When, in 1908, Julius von Schlosser published Art and Curiosity Cabinets of the Late Renaissance (originally Die Kunst- und Wunderkammern der Spätrenaissance), he had been working for more than 15 years in what is now the Kunsthistorisches Museum in Vienna, where he became Director of the Collections of Arms and Applied Industrial Arts in 1901. Although at the time Schlosser was also lecturing at the Universität Wien, he regarded the curatorial work as his main occupation. Indeed, the museum experience deeply inspired his scholarship and most of his studies, including the present volume.
Contrary to what the title suggests, Schlosser’s discussion of art and curiosity cabinets is not limited to the late Renaissance, but spans from ancient history to the 19th century. Following a strict chronological order and covering all Europe (with a particular focus on Austria and Germany, but also including extra-European artefacts), the author ranges from what he calls the prehistory of collecting to the origin of the modern museum.
The first section of the book focuses on ancient Greek temple treasures, described as the first public collections, and on medieval church treasures, full of wondrous and mysterious objects. Schlosser then dedicates the second, longest section to Renaissance art and curiosity cabinets. These collections were open to selected audiences, who appreciated the objects they contained for either their artistic or scientific qualities.
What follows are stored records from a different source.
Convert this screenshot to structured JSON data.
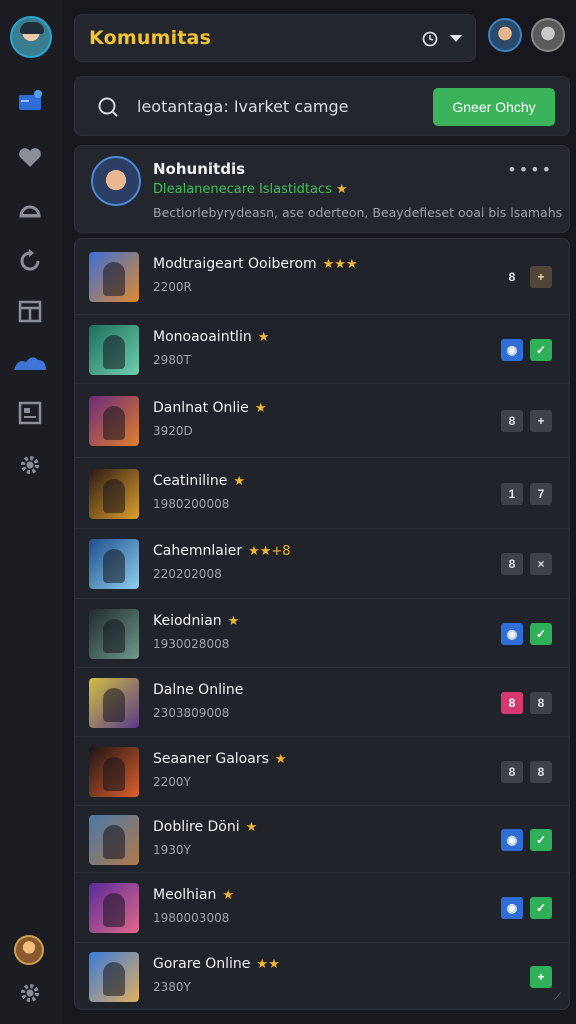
{
  "header": {
    "title": "Komumitas"
  },
  "search": {
    "text": "leotantaga: Ivarket camge",
    "button_label": "Gneer Ohchy"
  },
  "profile": {
    "name": "Nohunitdis",
    "status": "Dlealanenecare Islastidtacs",
    "star": "★",
    "bio": "Bectiorlebyrydeasn, ase oderteon, Beaydefieset ooai bis lsamahs",
    "more": "••••"
  },
  "colors": {
    "accent_yellow": "#f2c230",
    "cta_green": "#3bb35a",
    "status_green": "#3cc25b",
    "blue_badge": "#2f6ed6",
    "pink_badge": "#d7386f"
  },
  "friends": [
    {
      "name": "Modtraigeart Ooiberom",
      "stars": "★★★",
      "sub": "2200R",
      "btn1": {
        "label": "8",
        "style": "plain"
      },
      "btn2": {
        "label": "+",
        "style": "brown"
      }
    },
    {
      "name": "Monoaoaintlin",
      "stars": "★",
      "sub": "2980T",
      "btn1": {
        "label": "◉",
        "style": "blue"
      },
      "btn2": {
        "label": "✓",
        "style": "green"
      }
    },
    {
      "name": "Danlnat Onlie",
      "stars": "★",
      "sub": "3920D",
      "btn1": {
        "label": "8",
        "style": "gray"
      },
      "btn2": {
        "label": "+",
        "style": "gray"
      }
    },
    {
      "name": "Ceatiniline",
      "stars": "★",
      "sub": "1980200008",
      "btn1": {
        "label": "1",
        "style": "gray"
      },
      "btn2": {
        "label": "7",
        "style": "gray"
      }
    },
    {
      "name": "Cahemnlaier",
      "stars": "★★+8",
      "sub": "220202008",
      "btn1": {
        "label": "8",
        "style": "gray"
      },
      "btn2": {
        "label": "×",
        "style": "gray"
      }
    },
    {
      "name": "Keiodnian",
      "stars": "★",
      "sub": "1930028008",
      "btn1": {
        "label": "◉",
        "style": "blue"
      },
      "btn2": {
        "label": "✓",
        "style": "green"
      }
    },
    {
      "name": "Dalne Online",
      "stars": "",
      "sub": "2303809008",
      "btn1": {
        "label": "8",
        "style": "pink"
      },
      "btn2": {
        "label": "8",
        "style": "gray"
      }
    },
    {
      "name": "Seaaner Galoars",
      "stars": "★",
      "sub": "2200Y",
      "btn1": {
        "label": "8",
        "style": "gray"
      },
      "btn2": {
        "label": "8",
        "style": "gray"
      }
    },
    {
      "name": "Doblire Döni",
      "stars": "★",
      "sub": "1930Y",
      "btn1": {
        "label": "◉",
        "style": "blue"
      },
      "btn2": {
        "label": "✓",
        "style": "green"
      }
    },
    {
      "name": "Meolhian",
      "stars": "★",
      "sub": "1980003008",
      "btn1": {
        "label": "◉",
        "style": "blue"
      },
      "btn2": {
        "label": "✓",
        "style": "green"
      }
    },
    {
      "name": "Gorare Online",
      "stars": "★★",
      "sub": "2380Y",
      "btn1": null,
      "btn2": {
        "label": "+",
        "style": "green"
      }
    }
  ]
}
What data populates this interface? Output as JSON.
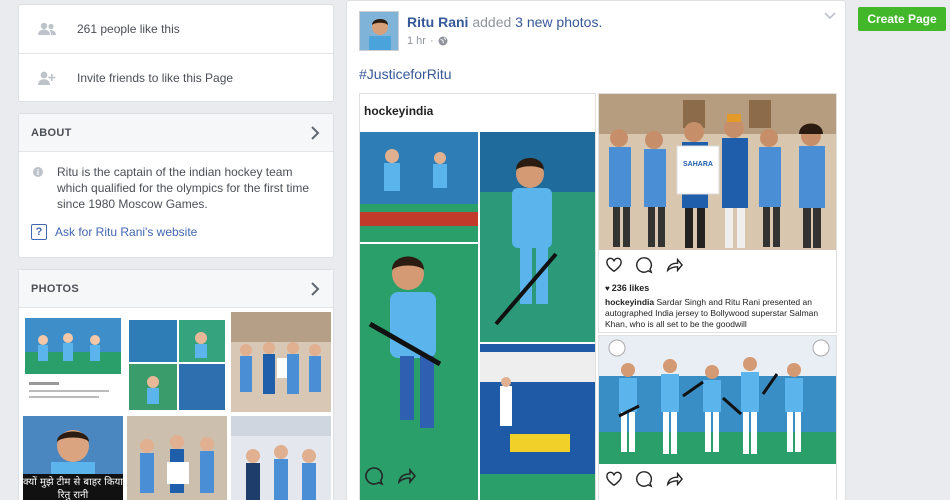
{
  "likes": {
    "people_like": "261 people like this",
    "invite": "Invite friends to like this Page"
  },
  "about": {
    "header": "ABOUT",
    "description": "Ritu is the captain of the indian hockey team which qualified for the olympics for the first time since 1980 Moscow Games.",
    "website_link": "Ask for Ritu Rani's website"
  },
  "photos": {
    "header": "PHOTOS",
    "thumb_caption_hindi": "क्यों मुझे टीम से बाहर किया रितु रानी"
  },
  "post": {
    "author": "Ritu Rani",
    "verb": "added",
    "photos_link": "3 new photos.",
    "time": "1 hr",
    "separator": "·",
    "hashtag": "#JusticeforRitu",
    "image_a": {
      "account": "hockeyindia"
    },
    "image_b": {
      "likes": "236 likes",
      "caption_account": "hockeyindia",
      "caption": "Sardar Singh and Ritu Rani presented an autographed India jersey to Bollywood superstar Salman Khan, who is all set to be the goodwill",
      "jersey_text": "SAHARA"
    }
  },
  "actions": {
    "create_page": "Create Page"
  },
  "colors": {
    "link": "#365899",
    "button_green": "#42b72a",
    "page_bg": "#e9ebee",
    "jersey_blue": "#4ba3dc"
  }
}
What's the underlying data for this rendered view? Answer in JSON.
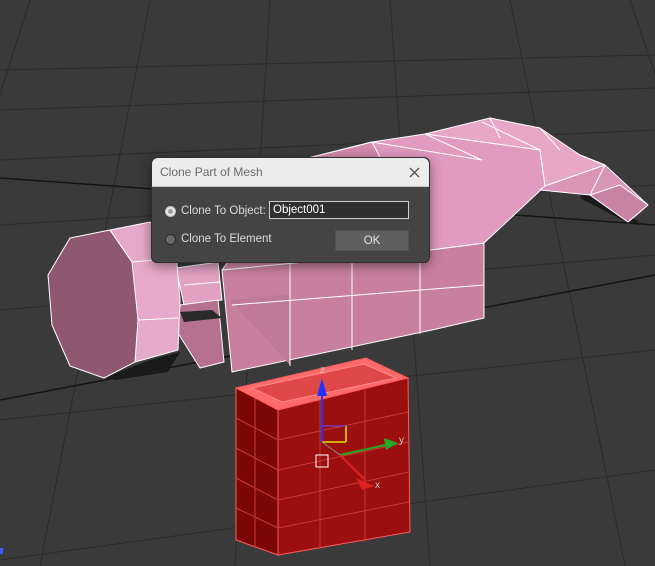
{
  "dialog": {
    "title": "Clone Part of Mesh",
    "option_object_label": "Clone To Object:",
    "option_element_label": "Clone To Element",
    "object_name_value": "Object001",
    "ok_label": "OK",
    "selected_option": "Clone To Object"
  },
  "viewport": {
    "gizmo_axis_x": "x",
    "gizmo_axis_y": "y",
    "gizmo_axis_z": "z",
    "background_color": "#3a3a3a",
    "mesh_color": "#d98fb3",
    "selection_color": "#9c0f0f"
  }
}
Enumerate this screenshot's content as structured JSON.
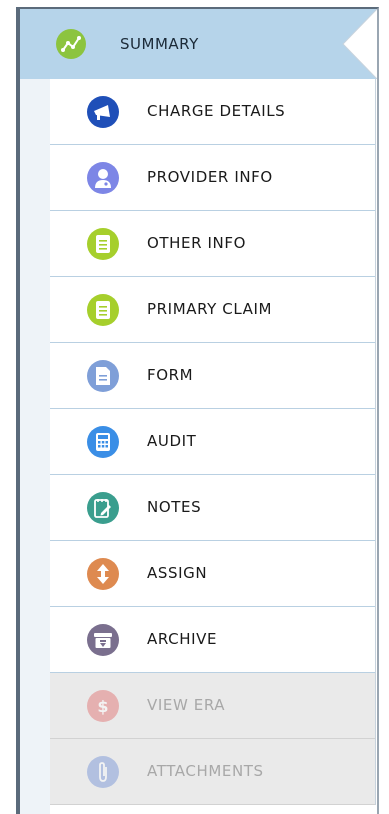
{
  "header": {
    "label": "SUMMARY",
    "icon": "trend-icon",
    "color": "#8cc43f"
  },
  "menu": {
    "items": [
      {
        "label": "CHARGE DETAILS",
        "icon": "megaphone-icon",
        "color": "#1f4fb8",
        "enabled": true
      },
      {
        "label": "PROVIDER INFO",
        "icon": "doctor-icon",
        "color": "#7d86e6",
        "enabled": true
      },
      {
        "label": "OTHER INFO",
        "icon": "document-icon",
        "color": "#a6cf2c",
        "enabled": true
      },
      {
        "label": "PRIMARY CLAIM",
        "icon": "document-icon",
        "color": "#a6cf2c",
        "enabled": true
      },
      {
        "label": "FORM",
        "icon": "form-icon",
        "color": "#7f9fd8",
        "enabled": true
      },
      {
        "label": "AUDIT",
        "icon": "calculator-icon",
        "color": "#3a8ee6",
        "enabled": true
      },
      {
        "label": "NOTES",
        "icon": "notes-icon",
        "color": "#3a9e8e",
        "enabled": true
      },
      {
        "label": "ASSIGN",
        "icon": "arrows-icon",
        "color": "#de8a50",
        "enabled": true
      },
      {
        "label": "ARCHIVE",
        "icon": "archive-icon",
        "color": "#7a6f8e",
        "enabled": true
      },
      {
        "label": "VIEW ERA",
        "icon": "dollar-icon",
        "color": "#e6a0a0",
        "enabled": false
      },
      {
        "label": "ATTACHMENTS",
        "icon": "paperclip-icon",
        "color": "#9fb4e0",
        "enabled": false
      }
    ]
  }
}
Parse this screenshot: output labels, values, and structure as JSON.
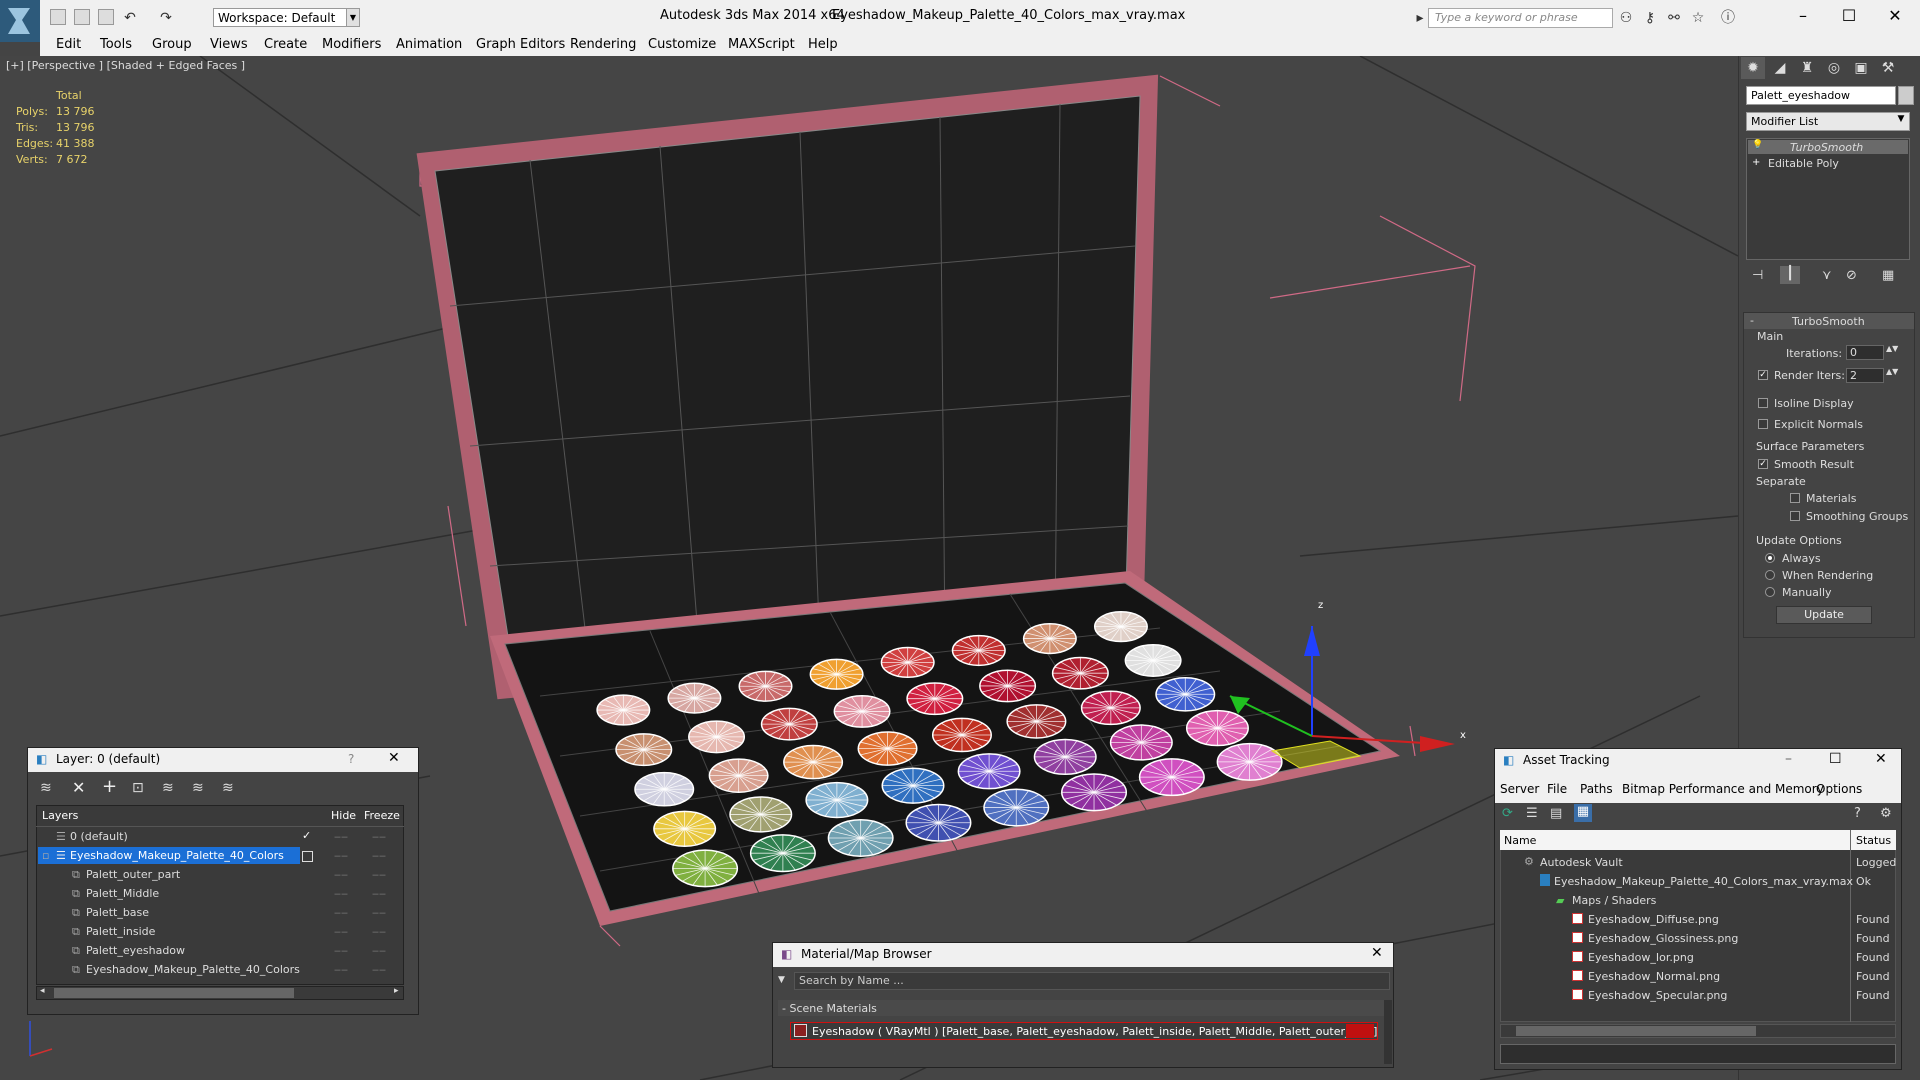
{
  "title": {
    "app": "Autodesk 3ds Max  2014 x64",
    "file": "Eyeshadow_Makeup_Palette_40_Colors_max_vray.max",
    "workspace": "Workspace: Default",
    "search_placeholder": "Type a keyword or phrase"
  },
  "menus": [
    "Edit",
    "Tools",
    "Group",
    "Views",
    "Create",
    "Modifiers",
    "Animation",
    "Graph Editors",
    "Rendering",
    "Customize",
    "MAXScript",
    "Help"
  ],
  "viewport": {
    "label": "[+] [Perspective ] [Shaded + Edged Faces ]",
    "stats": {
      "header": "Total",
      "rows": [
        {
          "label": "Polys:",
          "value": "13 796"
        },
        {
          "label": "Tris:",
          "value": "13 796"
        },
        {
          "label": "Edges:",
          "value": "41 388"
        },
        {
          "label": "Verts:",
          "value": "7 672"
        }
      ]
    },
    "gizmo": {
      "x": "x",
      "z": "z"
    }
  },
  "command_panel": {
    "object_name": "Palett_eyeshadow",
    "modifier_list": "Modifier List",
    "stack": [
      "TurboSmooth",
      "Editable Poly"
    ],
    "turbosmooth": {
      "title": "TurboSmooth",
      "main": "Main",
      "iterations_label": "Iterations:",
      "iterations": "0",
      "render_iters_label": "Render Iters:",
      "render_iters": "2",
      "isoline": "Isoline Display",
      "explicit": "Explicit Normals",
      "surface": "Surface Parameters",
      "smooth_result": "Smooth Result",
      "separate": "Separate",
      "materials": "Materials",
      "smoothing_groups": "Smoothing Groups",
      "update_options": "Update Options",
      "always": "Always",
      "when_rendering": "When Rendering",
      "manually": "Manually",
      "update_button": "Update"
    }
  },
  "layer_window": {
    "title": "Layer: 0 (default)",
    "help": "?",
    "columns": {
      "layers": "Layers",
      "hide": "Hide",
      "freeze": "Freeze"
    },
    "rows": [
      {
        "name": "0 (default)",
        "level": 0,
        "selected": false,
        "check": true
      },
      {
        "name": "Eyeshadow_Makeup_Palette_40_Colors",
        "level": 0,
        "selected": true,
        "check": false
      },
      {
        "name": "Palett_outer_part",
        "level": 1,
        "selected": false,
        "check": false
      },
      {
        "name": "Palett_Middle",
        "level": 1,
        "selected": false,
        "check": false
      },
      {
        "name": "Palett_base",
        "level": 1,
        "selected": false,
        "check": false
      },
      {
        "name": "Palett_inside",
        "level": 1,
        "selected": false,
        "check": false
      },
      {
        "name": "Palett_eyeshadow",
        "level": 1,
        "selected": false,
        "check": false
      },
      {
        "name": "Eyeshadow_Makeup_Palette_40_Colors",
        "level": 1,
        "selected": false,
        "check": false
      }
    ]
  },
  "material_browser": {
    "title": "Material/Map Browser",
    "search_placeholder": "Search by Name ...",
    "section": "- Scene Materials",
    "item": "Eyeshadow  ( VRayMtl )  [Palett_base, Palett_eyeshadow, Palett_inside, Palett_Middle, Palett_outer_part]"
  },
  "asset_tracking": {
    "title": "Asset Tracking",
    "menus": [
      "Server",
      "File",
      "Paths",
      "Bitmap Performance and Memory",
      "Options"
    ],
    "columns": {
      "name": "Name",
      "status": "Status"
    },
    "rows": [
      {
        "name": "Autodesk Vault",
        "status": "Logged",
        "level": 0
      },
      {
        "name": "Eyeshadow_Makeup_Palette_40_Colors_max_vray.max",
        "status": "Ok",
        "level": 1
      },
      {
        "name": "Maps / Shaders",
        "status": "",
        "level": 2
      },
      {
        "name": "Eyeshadow_Diffuse.png",
        "status": "Found",
        "level": 3
      },
      {
        "name": "Eyeshadow_Glossiness.png",
        "status": "Found",
        "level": 3
      },
      {
        "name": "Eyeshadow_Ior.png",
        "status": "Found",
        "level": 3
      },
      {
        "name": "Eyeshadow_Normal.png",
        "status": "Found",
        "level": 3
      },
      {
        "name": "Eyeshadow_Specular.png",
        "status": "Found",
        "level": 3
      }
    ]
  },
  "palette_colors": [
    "#e8b9b4",
    "#d7a7a2",
    "#c86a6a",
    "#f0a030",
    "#d04040",
    "#c03030",
    "#d09070",
    "#e0d0c8",
    "#c89070",
    "#e6b8b0",
    "#c04040",
    "#e090a0",
    "#d02040",
    "#b01030",
    "#b02030",
    "#e0e0e0",
    "#d0d0e0",
    "#d8a090",
    "#e09050",
    "#e07030",
    "#c03020",
    "#a03030",
    "#c02050",
    "#4060d0",
    "#e8c840",
    "#a0a070",
    "#80b0d0",
    "#3070c0",
    "#7050d0",
    "#9040a0",
    "#c040a0",
    "#e060b0",
    "#80b040",
    "#308050",
    "#70a0b0",
    "#4050b0",
    "#5070c0",
    "#9030a0",
    "#d050c0",
    "#e080d0"
  ]
}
Often considered as microcosms, the richness and variety of which reflected the complexity of the macrocosm, such eclectic collections became fashionable in northern European courts: the Kunstkammer organised by Archduke Ferdinand of Tyrol at Ambras at the end of the 16th century is the best example of its kind, according to Schlosser. A short section on more recent collectors and collections leads to the opening of the modern public museum in England.
Art and Curiosity Cabinets of the Late Renaissance is a seminal book that helped lay the foundations of the modern history of collecting, museology, and material culture studies. It is also, somewhat surprisingly, the first of Schlosser’s works ever to be translated into English. In his penetrating introduction, a precious addition to the careful translation by Jonathan Blower, Thomas DaCosta Kaufmann investigates the reasons behind this late revaluation of Schlosser’s innovative scholarship. Through an informative discussion of the author’s biography and intellectual background, as well as of the cultural and historical Viennese context, DaCosta Kaufmann shows why this relatively short book was not only a pioneering contribution to the history of art at the time of its publication, but also why it should itself be regarded today as an interesting product of European culture at the turn of the 20th century.
Review by Barbara Furlotti.
Art and Curiosity Cabinets of the Late Renaissance: A Contribution to the History of Collecting, Julius von Schlosser, edited by Thomas DaCosta Kaufmann, translated by Jonathan Blower, Getty Publications, £50, Paperback ISBN 978-1606066652.